My oldest granddaughter that I had never met was 3 years old and developed a brain tumor and died while I was in prison. The part of that story that belongs to me – is that I’ll never forget the phone call while standing against a wall in Davis County jail with 60 females who didn’t even have the decency to turn down Dr. Phil long enough for me to hear the news clearly. With one finger in my ear and the other hand gripping the phone to my head – my youngest son explained the situation and the tears flowed like Niagara falls as I turned my forehead against the wall and had no words to even speak as I ended the phone call.

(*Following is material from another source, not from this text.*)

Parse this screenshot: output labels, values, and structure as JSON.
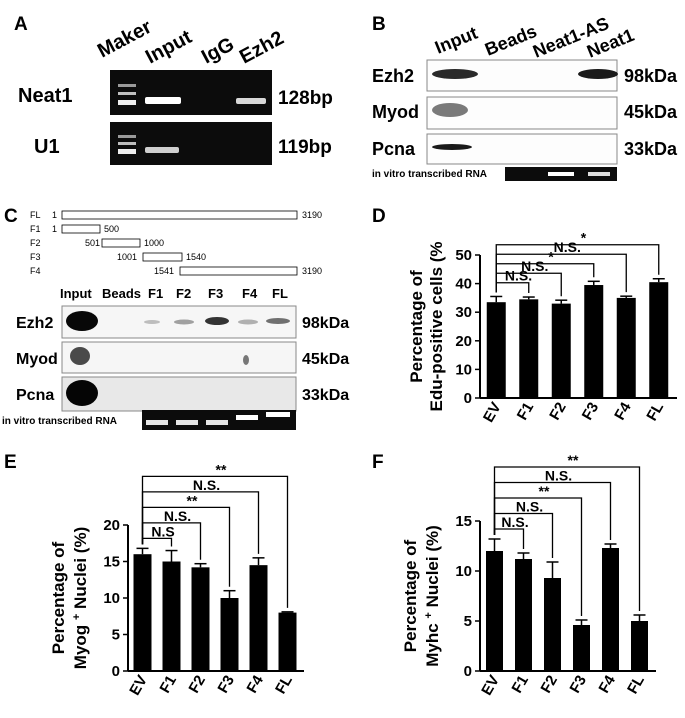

Usually I would have been embarrassed to be crying in front of these hard ass bitches but this time if someone would have said anything to me – they would have gotten hit so hard in the face that they never would have asked me anything ever again. The pain I felt for her, for my son, for her mother and for everyone involved was immeasurable. It felt like I was literally being stabbed in my chest over and over and over. And where was my sorry ass?? Behind walls of concrete and steel due to my addiction and brief life of crime. Are you kidding me?
I will never, ever forgive myself for not being there for this part of my son’s life.
Her name was Mariah. She was such a gorgeous and beautiful little angel who graced the world’s presence for too short of a time – but she left such a huge impact on all who knew her and have known of her.
I love you Mariah. Grandma loves you.